Parasit ini terdapat pada sapi di seluruh wilayah Afrika, sebagian besar Asia dan beberapa bagian Uni Soviet dan Eropa sebelah selatan. Parasit ini pernah ditemukan dua kali di AS. Parasit ini mirip dengan T. parva tetapi tidak patogen. Parasit ini ditularkan oleh caplak Rhipicephalus sp..

2.4Anaplasma sp. Klasifikasi Subclass : Riketsiaeia Ordo : Riketsiaeida Famili : Riketsiae Genus : Anaplasma

Spesies : Anaplasma sp. (levine, 1970)

Anaplasmosis merupakan penyakit infeksius yang ditularkan pada hewan ternak yang ditandai dengan anemia. Cara penularanya melalui vektor yaitu caplak Boophilus microplus. Infeksi Anaplasma sp. biasanya dapat bersamaan dengan infeksi Babesia sp.. Anaplasma sp. telah lama digolongkan kedalam protozoa, yang menyebabkan Tick-Borne Disease, tapi saat ini secara taksonomi Anaplasma sp. telah digolongkan ke dalam Rickettsia (Seddon 1966).

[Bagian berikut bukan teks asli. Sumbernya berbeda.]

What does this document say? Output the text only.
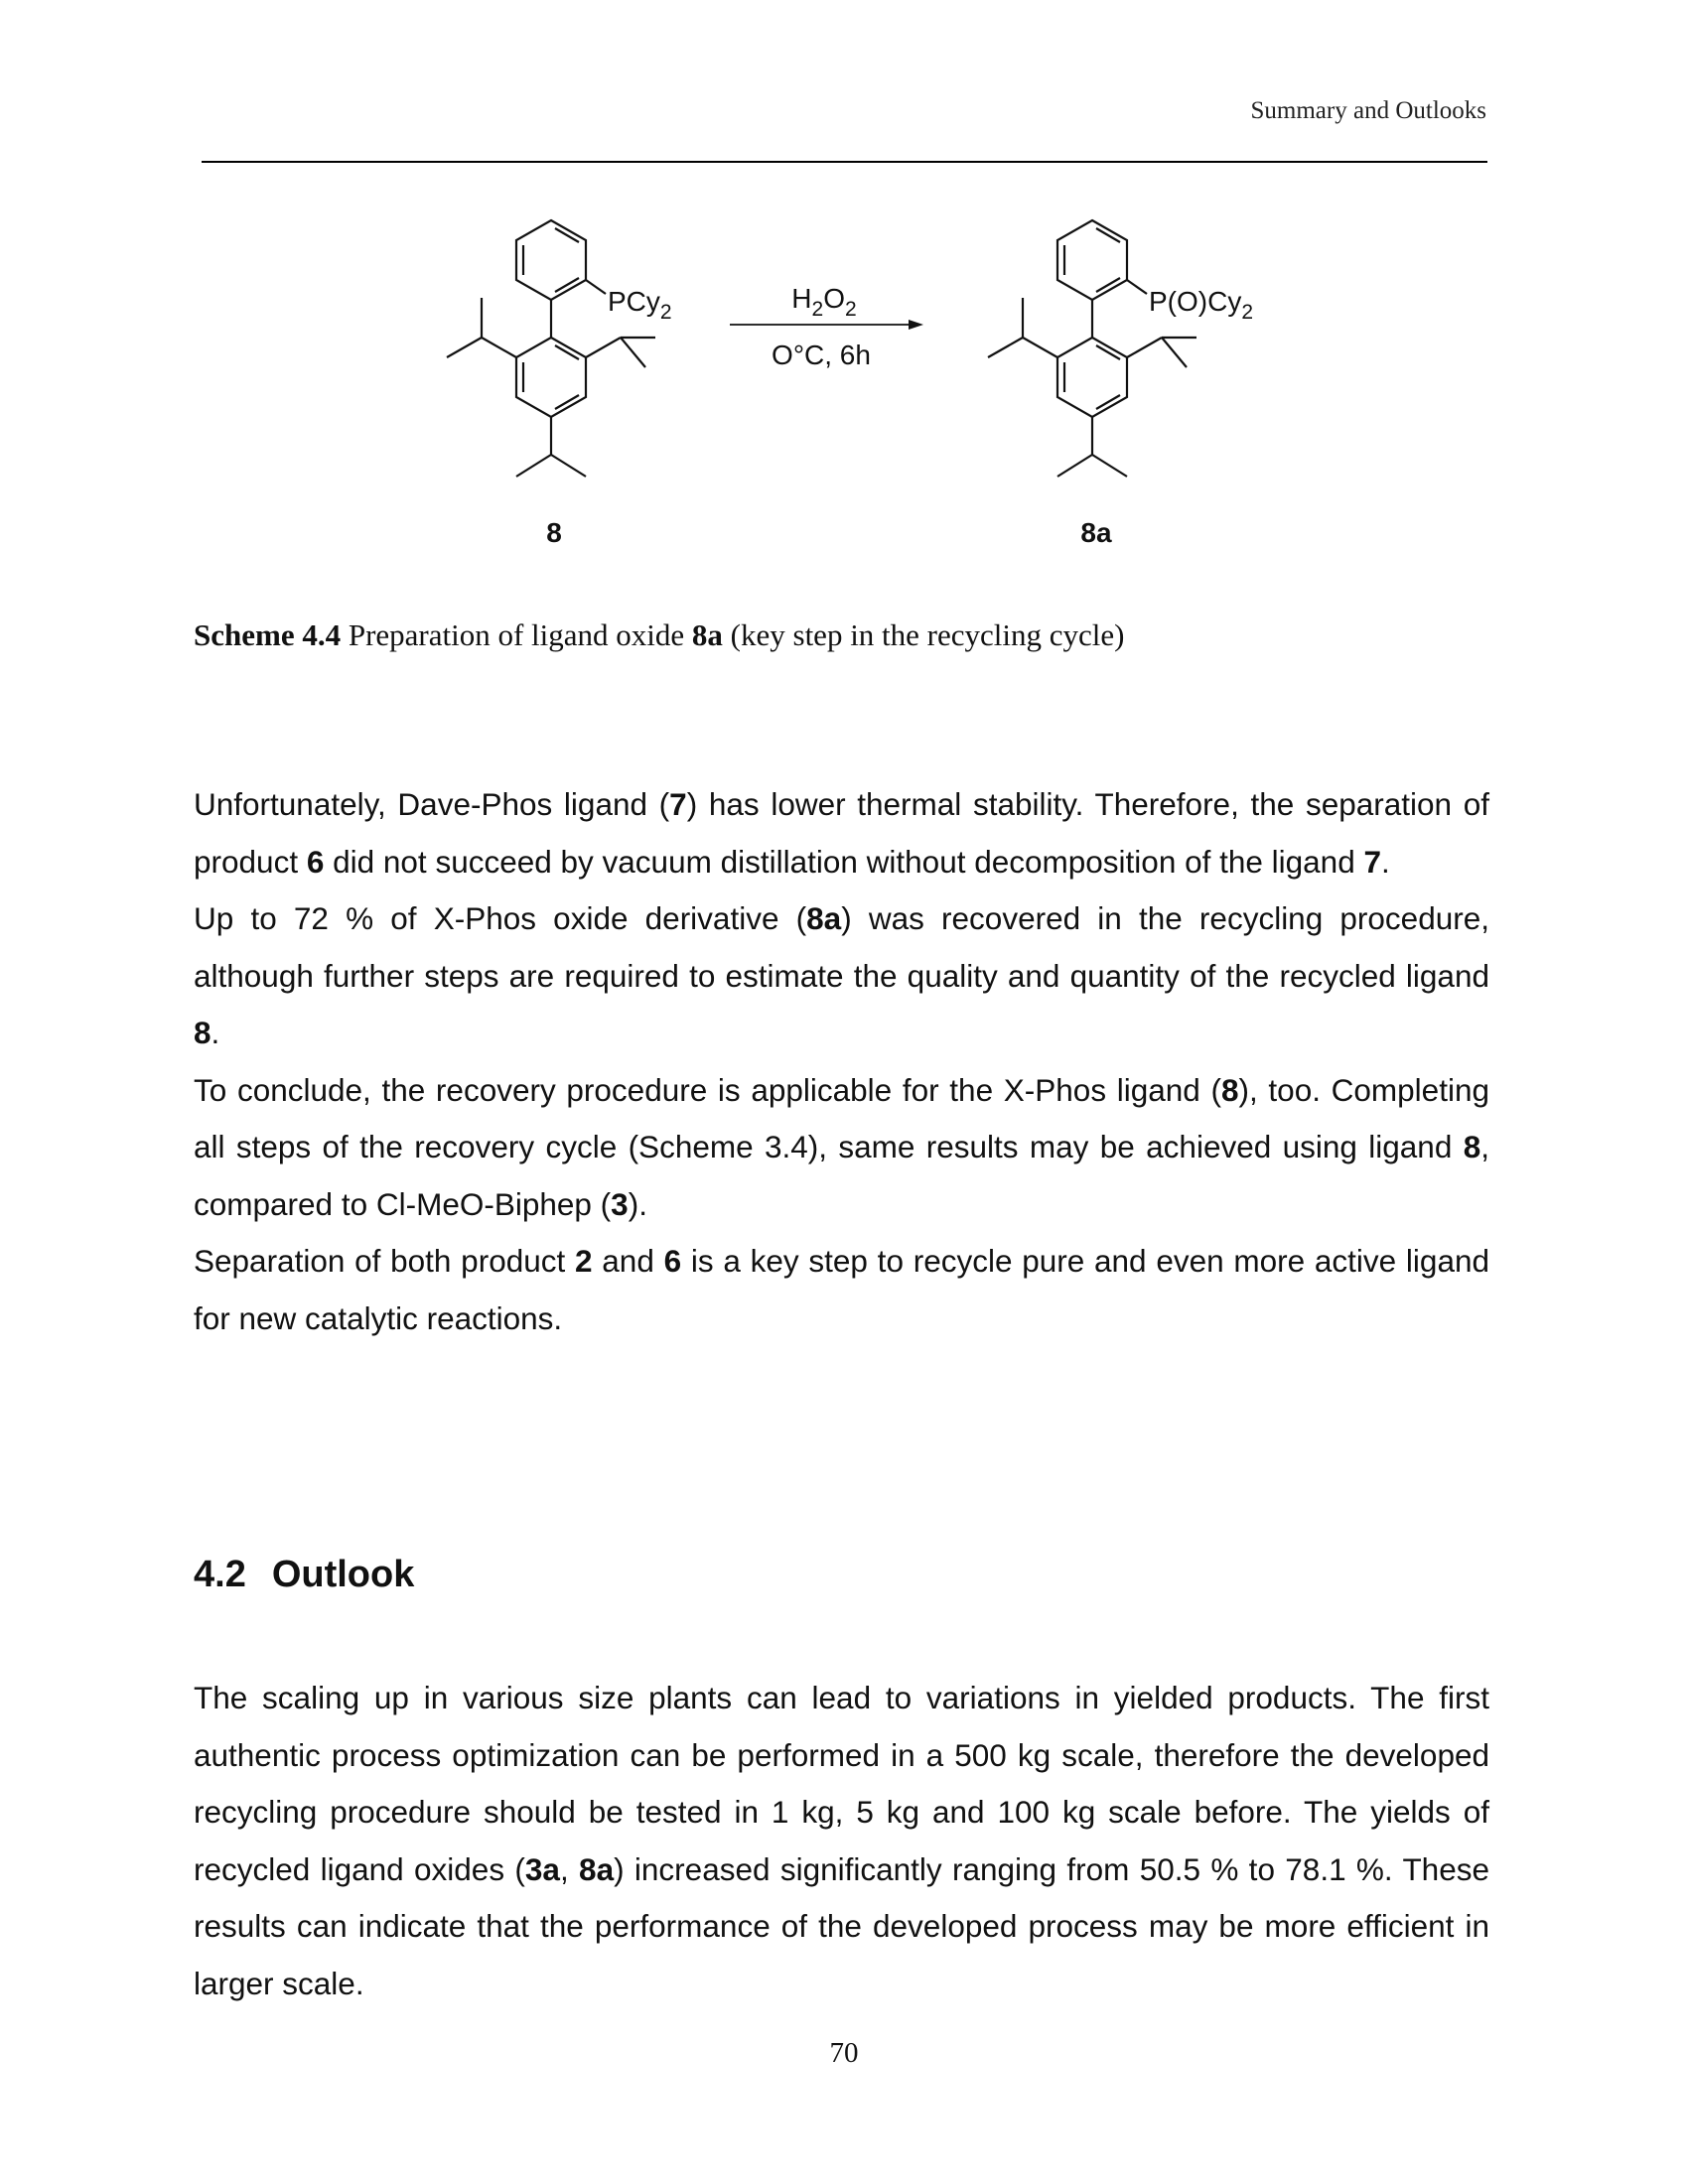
Summary and Outlooks
PCy$_2$
8
$H_2O_2$
O°C, 6h
$P(O)Cy_2$
8a
Scheme 4.4 Preparation of ligand oxide 8a (key step in the recycling cycle)

Unfortunately, Dave-Phos ligand (7) has lower thermal stability. Therefore, the separation of product 6 did not succeed by vacuum distillation without decomposition of the ligand 7.

Up to 72 % of X-Phos oxide derivative (8a) was recovered in the recycling procedure, although further steps are required to estimate the quality and quantity of the recycled ligand 8.

To conclude, the recovery procedure is applicable for the X-Phos ligand (8), too. Completing all steps of the recovery cycle (Scheme 3.4), same results may be achieved using ligand 8, compared to Cl-MeO-Biphep (3).

Separation of both product 2 and 6 is a key step to recycle pure and even more active ligand for new catalytic reactions.

4.2 Outlook

The scaling up in various size plants can lead to variations in yielded products. The first authentic process optimization can be performed in a 500 kg scale, therefore the developed recycling procedure should be tested in 1 kg, 5 kg and 100 kg scale before. The yields of recycled ligand oxides (3a, 8a) increased significantly ranging from 50.5 % to 78.1 %. These results can indicate that the performance of the developed process may be more efficient in larger scale.

70
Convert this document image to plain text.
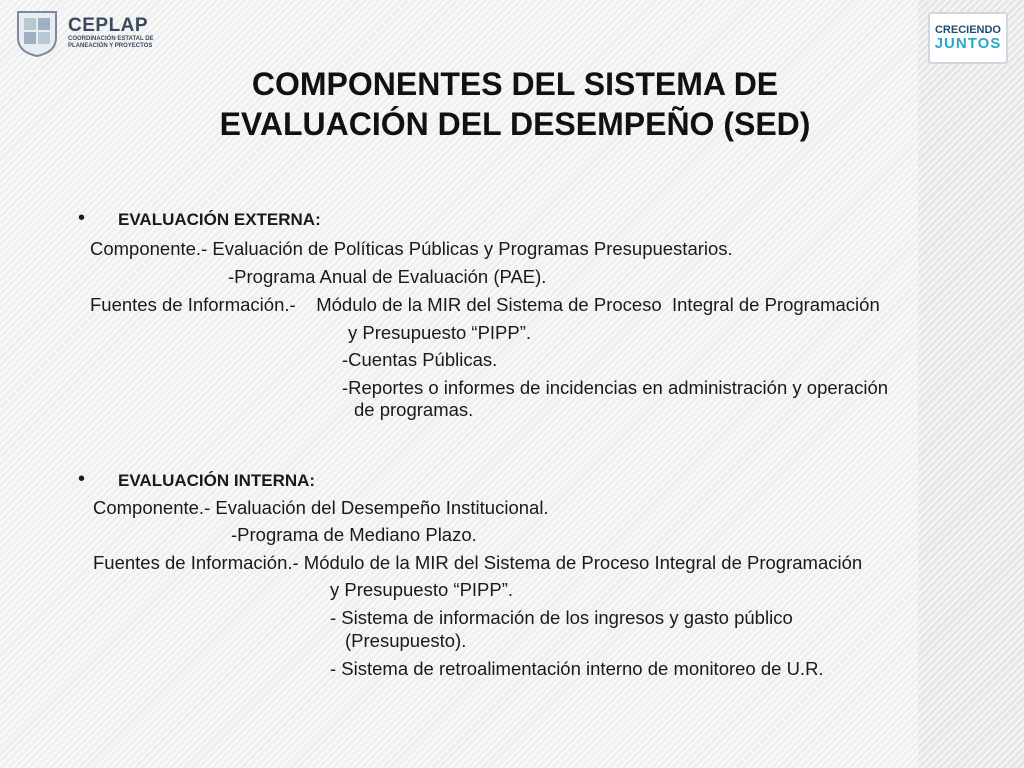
CEPLAP
COORDINACIÓN ESTATAL DE PLANEACIÓN Y PROYECTOS
CRECIENDO
JUNTOS
COMPONENTES DEL SISTEMA DE
EVALUACIÓN DEL DESEMPEÑO (SED)
• EVALUACIÓN EXTERNA:
Componente.- Evaluación de Políticas Públicas y Programas Presupuestarios.
-Programa Anual de Evaluación (PAE).
Fuentes de Información.-    Módulo de la MIR del Sistema de Proceso  Integral de Programación
y Presupuesto “PIPP”.
-Cuentas Públicas.
-Reportes o informes de incidencias en administración y operación
de programas.
• EVALUACIÓN INTERNA:
Componente.- Evaluación del Desempeño Institucional.
-Programa de Mediano Plazo.
Fuentes de Información.- Módulo de la MIR del Sistema de Proceso Integral de Programación
y Presupuesto “PIPP”.
- Sistema de información de los ingresos y gasto público
(Presupuesto).
- Sistema de retroalimentación interno de monitoreo de U.R.
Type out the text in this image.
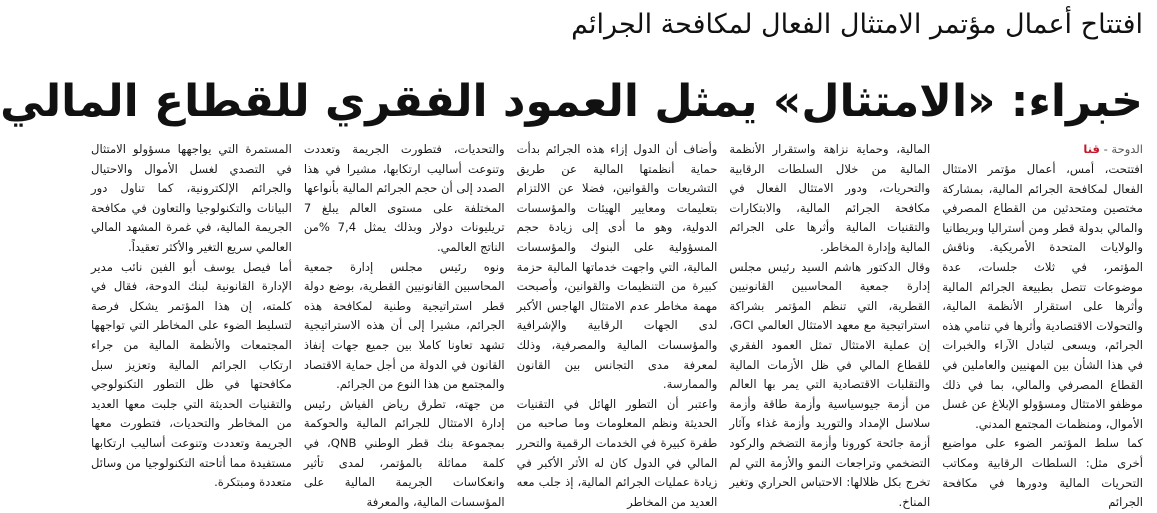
افتتاح أعمال مؤتمر الامتثال الفعال لمكافحة الجرائم
خبراء: «الامتثال» يمثل العمود الفقري للقطاع المالي
الدوحة - قنا

افتتحت، أمس، أعمال مؤتمر الامتثال الفعال لمكافحة الجرائم المالية، بمشاركة مختصين ومتحدثين من القطاع المصرفي والمالي بدولة قطر ومن أستراليا وبريطانيا والولايات المتحدة الأمريكية. وناقش المؤتمر، في ثلاث جلسات، عدة موضوعات تتصل بطبيعة الجرائم المالية وأثرها على استقرار الأنظمة المالية، والتحولات الاقتصادية وأثرها في تنامي هذه الجرائم، ويسعى لتبادل الآراء والخبرات في هذا الشأن بين المهنيين والعاملين في القطاع المصرفي والمالي، بما في ذلك موظفو الامتثال ومسؤولو الإبلاغ عن غسل الأموال، ومنظمات المجتمع المدني.

كما سلط المؤتمر الضوء على مواضيع أخرى مثل: السلطات الرقابية ومكاتب التحريات المالية ودورها في مكافحة الجرائم

المالية، وحماية نزاهة واستقرار الأنظمة المالية من خلال السلطات الرقابية والتحريات، ودور الامتثال الفعال في مكافحة الجرائم المالية، والابتكارات والتقنيات المالية وأثرها على الجرائم المالية وإدارة المخاطر.

وقال الدكتور هاشم السيد رئيس مجلس إدارة جمعية المحاسبين القانونيين القطرية، التي تنظم المؤتمر بشراكة استراتيجية مع معهد الامتثال العالمي GCI، إن عملية الامتثال تمثل العمود الفقري للقطاع المالي في ظل الأزمات المالية والتقلبات الاقتصادية التي يمر بها العالم من أزمة جيوسياسية وأزمة طاقة وأزمة سلاسل الإمداد والتوريد وأزمة غذاء وآثار أزمة جائحة كورونا وأزمة التضخم والركود التضخمي وتراجعات النمو والأزمة التي لم تخرج بكل ظلالها: الاحتباس الحراري وتغير المناخ.

وأضاف أن الدول إزاء هذه الجرائم بدأت حماية أنظمتها المالية عن طريق التشريعات والقوانين، فضلا عن الالتزام بتعليمات ومعايير الهيئات والمؤسسات الدولية، وهو ما أدى إلى زيادة حجم المسؤولية على البنوك والمؤسسات المالية، التي واجهت خدماتها المالية حزمة كبيرة من التنظيمات والقوانين، وأصبحت مهمة مخاطر عدم الامتثال الهاجس الأكبر لدى الجهات الرقابية والإشرافية والمؤسسات المالية والمصرفية، وذلك لمعرفة مدى التجانس بين القانون والممارسة.

واعتبر أن التطور الهائل في التقنيات الحديثة ونظم المعلومات وما صاحبه من طفرة كبيرة في الخدمات الرقمية والتحرر المالي في الدول كان له الأثر الأكبر في زيادة عمليات الجرائم المالية، إذ جلب معه العديد من المخاطر

والتحديات، فتطورت الجريمة وتعددت وتنوعت أساليب ارتكابها، مشيرا في هذا الصدد إلى أن حجم الجرائم المالية بأنواعها المختلفة على مستوى العالم يبلغ 7 تريليونات دولار وبذلك يمثل 7,4 %من الناتج العالمي.

ونوه رئيس مجلس إدارة جمعية المحاسبين القانونيين القطرية، بوضع دولة قطر استراتيجية وطنية لمكافحة هذه الجرائم، مشيرا إلى أن هذه الاستراتيجية تشهد تعاونا كاملا بين جميع جهات إنفاذ القانون في الدولة من أجل حماية الاقتصاد والمجتمع من هذا النوع من الجرائم.

من جهته، تطرق رياض الفياش رئيس إدارة الامتثال للجرائم المالية والحوكمة بمجموعة بنك قطر الوطني QNB، في كلمة مماثلة بالمؤتمر، لمدى تأثير وانعكاسات الجريمة المالية على المؤسسات المالية، والمعرفة

المستمرة التي يواجهها مسؤولو الامتثال في التصدي لغسل الأموال والاحتيال والجرائم الإلكترونية، كما تناول دور البيانات والتكنولوجيا والتعاون في مكافحة الجريمة المالية، في غمرة المشهد المالي العالمي سريع التغير والأكثر تعقيداً.

أما فيصل يوسف أبو الفين نائب مدير الإدارة القانونية لبنك الدوحة، فقال في كلمته، إن هذا المؤتمر يشكل فرصة لتسليط الضوء على المخاطر التي تواجهها المجتمعات والأنظمة المالية من جراء ارتكاب الجرائم المالية وتعزيز سبل مكافحتها في ظل التطور التكنولوجي والتقنيات الحديثة التي جلبت معها العديد من المخاطر والتحديات، فتطورت معها الجريمة وتعددت وتنوعت أساليب ارتكابها مستفيدة مما أتاحته التكنولوجيا من وسائل متعددة ومبتكرة.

Gejala klinis yang tidak jelas pada sapi , kurang dari 1 tahun, dan kejadian fatal, per akut pada sapi lebih dari 3 tahun, gejala klinis yang dapat ditemukan antara lain pyrexia, anemia, jaundice, anoreksia, nafas cepat, penurunan produksi susu, abortus. Anaplasma marginale yang dapat menyebabkan penyakit-penyakit High fever, Anemia, Bilirubinemia, Bilirubinuria lebih patogen dibandingkan dengan Anaplasma centrale, beberapa hewan yang dapat menjadi induk semang dari Anaplasma sp. kerbau, antelops, Elk, bison, unta, biri-biri, kambing (Astyawati, 2005).

Morfologi

Anaplasma sp. berukuran kecil dan berbentuk bulat seperti bola mempunyai diameter 0,5 μm dan berukuran 1-2 μm terletak di pinggir atau di tengah eritrosit dalam satu eritrosit biasanya terdapat satu Anaplasma sp., tetapi jika sudah dalam infeksi tingkat tinggi bisa mencapai empat Anaplasma sp. dalam satu eritrosit (Seddon, 1966).

Siklus hidup

Anaplasma sp. relatif dalam bentuk yang non-patogen (Seddon, 1966), infeksi Anaplasma sp. secara murni jarang terjadi, biasanya infeksi Anaplasma sp. akan berasamaan dengan Babesia sp. dan atau Theileria sp.. Anaplasma sp. mempunyai masa inkubasi yang sama dengan Theileria sp.. Anaplasma sp. ini diperkirakan memperbanyak diri dalam eritrosit dengan cara pembelahan ganda dengan pembentukan 8 badan-badan kecil “initial bodies” yang bulat (Tampubolon, 2004).

Beberapa Jenis Anaplasma (Ashadi, 1992),

a. Anaplasma centrale, Jenis ini merupakan Anaplasma sp. yang berada di tengah eritrosit.

b. Anaplasma marginale, jenis ini merupakan Anaplasma sp. yang berada di tepi atau pinggir dinding eritrosit.